Allergie bei Ambrosia - Albtraum für Allergiker

Allergie bei Ambrosia - Albtraum für Allergiker Ambrosia breitet sich meist sehr schnell aus - beim Entfernen auf jeden Fall Hautkontakt vermeiden!Ambrosia heißt mit richtigem Namen Beifußblättriges Traubenkraut und ist auch unter dem englischen Namen Ragweed bekannt. Es handelt sich hierbei um ein einjähriges Unkraut, das von Frühling bis Sommer keimt und in der Zeit von Juli bis Oktober blüht.

Vor allem die Pollen, aber auch der Hautkontakt mit den Blüten kann bei empfindlichen Menschen eine starke Allergie

auslösen, deren Symptome andere Allergien gegen Pollen oder Gräser um ein Vielfaches übersteigen.

Die Verbreitung der Ambrosia-Pflanze

Ursprünglich ist die Ambrosia in Nordamerika beheimatet, von wo aus sie nach Europa eingeschleppt wurde. Zum ersten Mal wurde sie 1860 in der Nähe von Hamburg entdeckt, blieb aber in den darauf folgenden Jahren in Europa selten. In den 1990er Jahre verbreitete sie sich zunächst vor allem in Süddeutschland, danach auch in den Südwesten und den Osten Deutschlands und das Gebiet rund um Berlin. Hierzu kam es vor allem durch die Einfuhr von Vogelfutter, das mit Ambrosia-Samen verunreinigt war. Daher findet sich die Pflanze
heutzutage vor allem in Gärten mit einem Futterplatz für Vögel, wo die Samen aus dem Vogelfutter auf die Erde gefallen sind und dort keimen konnten.

Ansonsten kann Ambrosia aber auch gut auf einem gestörten Boden gedeihen, wie er zum Beispiel auf Schutthalden oder an Straßenrändern zu finden ist und wo sie meist lange Zeit unentdeckt bleibt. Ihre Samen sind sehr widerstandsfähig und können für einen Zeitraum von bis zu vierzig Jahren keimfähig bleiben. Die Pflanze wird zwischen 20 und 150 Zentimeter groß, sie ist buschig und hat gefiederte Blätter. Ihr Stängel ist behaart und reichlich verzweigt. Während die Blattunterseite beim Gemeinen Beifuß grauweiß ist, ist sie bei der Ambrosia grün. Jede Pflanze kann Millionen von Pollen und bis zu 60.000 Samen produzieren.

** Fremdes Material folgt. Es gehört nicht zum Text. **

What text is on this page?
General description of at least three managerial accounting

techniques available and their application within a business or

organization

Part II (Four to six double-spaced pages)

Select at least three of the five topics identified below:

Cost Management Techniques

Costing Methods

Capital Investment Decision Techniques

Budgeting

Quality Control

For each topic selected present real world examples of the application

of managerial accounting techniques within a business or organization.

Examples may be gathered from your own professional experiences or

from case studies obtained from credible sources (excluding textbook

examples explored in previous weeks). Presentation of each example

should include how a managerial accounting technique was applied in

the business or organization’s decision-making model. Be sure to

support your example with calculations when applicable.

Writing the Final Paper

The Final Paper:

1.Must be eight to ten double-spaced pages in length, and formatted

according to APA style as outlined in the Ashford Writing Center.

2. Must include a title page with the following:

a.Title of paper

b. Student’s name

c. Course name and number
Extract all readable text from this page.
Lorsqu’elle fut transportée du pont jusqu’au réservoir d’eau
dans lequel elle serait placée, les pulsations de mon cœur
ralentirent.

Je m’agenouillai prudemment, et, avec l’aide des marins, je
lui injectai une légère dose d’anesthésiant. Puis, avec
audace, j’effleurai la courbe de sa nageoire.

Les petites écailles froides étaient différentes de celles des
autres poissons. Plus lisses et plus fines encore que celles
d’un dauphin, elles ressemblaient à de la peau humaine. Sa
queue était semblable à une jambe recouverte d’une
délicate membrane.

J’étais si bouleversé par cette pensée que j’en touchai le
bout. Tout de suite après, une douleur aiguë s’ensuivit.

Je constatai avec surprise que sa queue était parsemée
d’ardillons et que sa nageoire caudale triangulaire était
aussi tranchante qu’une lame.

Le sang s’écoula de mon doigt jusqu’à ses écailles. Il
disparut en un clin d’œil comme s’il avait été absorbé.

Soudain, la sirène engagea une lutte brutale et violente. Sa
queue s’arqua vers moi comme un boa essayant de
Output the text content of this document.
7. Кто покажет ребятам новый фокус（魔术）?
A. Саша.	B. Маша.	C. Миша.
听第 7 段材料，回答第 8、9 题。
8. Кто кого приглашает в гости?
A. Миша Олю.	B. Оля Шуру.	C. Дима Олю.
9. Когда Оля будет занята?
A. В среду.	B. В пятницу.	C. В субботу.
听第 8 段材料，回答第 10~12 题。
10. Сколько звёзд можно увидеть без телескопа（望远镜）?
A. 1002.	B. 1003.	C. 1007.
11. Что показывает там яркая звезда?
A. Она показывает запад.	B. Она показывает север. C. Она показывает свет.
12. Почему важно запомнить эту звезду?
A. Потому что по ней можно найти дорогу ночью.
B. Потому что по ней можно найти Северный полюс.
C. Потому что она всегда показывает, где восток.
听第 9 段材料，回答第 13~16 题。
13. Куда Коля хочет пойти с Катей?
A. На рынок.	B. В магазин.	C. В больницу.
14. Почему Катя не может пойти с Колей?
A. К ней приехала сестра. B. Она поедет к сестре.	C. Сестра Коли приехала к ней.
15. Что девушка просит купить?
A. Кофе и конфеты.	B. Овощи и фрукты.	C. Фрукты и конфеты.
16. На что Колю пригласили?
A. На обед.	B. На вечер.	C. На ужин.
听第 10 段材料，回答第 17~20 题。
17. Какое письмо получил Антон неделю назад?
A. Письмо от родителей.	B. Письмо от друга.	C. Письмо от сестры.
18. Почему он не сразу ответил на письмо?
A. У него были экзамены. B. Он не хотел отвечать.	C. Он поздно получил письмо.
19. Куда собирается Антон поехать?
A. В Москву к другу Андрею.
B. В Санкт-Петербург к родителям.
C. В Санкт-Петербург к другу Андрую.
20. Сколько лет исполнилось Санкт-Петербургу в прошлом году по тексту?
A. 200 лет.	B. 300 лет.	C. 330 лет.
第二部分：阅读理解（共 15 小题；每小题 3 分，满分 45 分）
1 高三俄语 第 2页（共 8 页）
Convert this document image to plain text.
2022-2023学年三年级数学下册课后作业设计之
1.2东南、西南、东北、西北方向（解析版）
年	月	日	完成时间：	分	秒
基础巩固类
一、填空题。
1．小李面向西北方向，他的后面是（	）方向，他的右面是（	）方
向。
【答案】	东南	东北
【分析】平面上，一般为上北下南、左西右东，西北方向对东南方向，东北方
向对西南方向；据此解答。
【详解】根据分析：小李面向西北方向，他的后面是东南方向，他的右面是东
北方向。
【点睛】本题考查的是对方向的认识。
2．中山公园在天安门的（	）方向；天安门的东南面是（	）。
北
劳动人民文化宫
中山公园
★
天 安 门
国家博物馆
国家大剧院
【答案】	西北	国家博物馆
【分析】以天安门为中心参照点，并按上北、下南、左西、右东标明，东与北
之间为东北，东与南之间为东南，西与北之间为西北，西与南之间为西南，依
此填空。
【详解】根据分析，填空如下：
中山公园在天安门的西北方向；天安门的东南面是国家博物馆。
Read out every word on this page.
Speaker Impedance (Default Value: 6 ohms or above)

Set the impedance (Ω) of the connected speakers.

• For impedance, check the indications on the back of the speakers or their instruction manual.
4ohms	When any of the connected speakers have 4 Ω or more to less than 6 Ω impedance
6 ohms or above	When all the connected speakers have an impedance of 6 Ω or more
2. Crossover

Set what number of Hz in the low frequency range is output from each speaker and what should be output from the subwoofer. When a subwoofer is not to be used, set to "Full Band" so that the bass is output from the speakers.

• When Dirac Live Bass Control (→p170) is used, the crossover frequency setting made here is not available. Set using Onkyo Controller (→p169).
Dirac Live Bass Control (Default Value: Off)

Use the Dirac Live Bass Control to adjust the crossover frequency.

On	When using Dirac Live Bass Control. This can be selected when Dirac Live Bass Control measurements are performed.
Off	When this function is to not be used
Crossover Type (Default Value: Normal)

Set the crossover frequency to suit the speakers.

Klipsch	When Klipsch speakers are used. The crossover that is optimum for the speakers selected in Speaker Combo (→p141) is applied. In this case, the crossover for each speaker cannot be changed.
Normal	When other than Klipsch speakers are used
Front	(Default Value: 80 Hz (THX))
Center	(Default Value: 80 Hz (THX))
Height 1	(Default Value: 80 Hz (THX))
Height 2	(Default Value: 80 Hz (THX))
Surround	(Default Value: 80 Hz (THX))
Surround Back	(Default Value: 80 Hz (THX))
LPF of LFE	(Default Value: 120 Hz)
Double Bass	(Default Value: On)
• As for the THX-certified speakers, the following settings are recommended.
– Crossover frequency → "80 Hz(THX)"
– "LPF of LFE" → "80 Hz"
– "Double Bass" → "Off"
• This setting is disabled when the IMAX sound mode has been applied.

Die Allergie gegen Ambrosia
  • Besonders die Pollen lösen eine allergische Reaktion aus, bei der vor allem die Augen und die Atemwege betroffen sind. Ohne Behandlung kann sich diese Allergie zu Asthma entwickeln.
  • Dabei reicht eine geringe Pollenmenge in der Luft bereits aus, um die allergischen Symptome hervorzurufen: juckende oder tränende Augen, Schnupfen, Lichtempfindlichkeit, Kopfschmerzen oder Atemnot.
Da vor allem Pollenallergiker von einer Ambrosia-Allergie betroffen sind, verlängert sich für sie durch die späte Blütezeit der Pflanze der Zeitraum, in dem sie unter ihren Allergien zu leiden haben, um einige Monate. Zusätzlich ist auch eine Kreuzreaktion bei einer Allergie gegen andere Pflanzen aus der Familie der Korbblütler möglich.
  • Durch die Berührung der Pflanze und vor allem der Blüte kann es zu Irritationen der Haut kommen, deshalb sollten Pflanzen im eigenen Garten möglichst nur mit Handschuhen und dann mitsamt der Wurzel entfernt werden.
  • In der Schweiz besteht bereits eine Meldepflicht, um die Ausbreitung von Ambrosia einzudämmen, doch auch in Deutschland gibt es in den Bundesländern Meldestellen, wo der Fund einer solchen Pflanze angezeigt werden kann.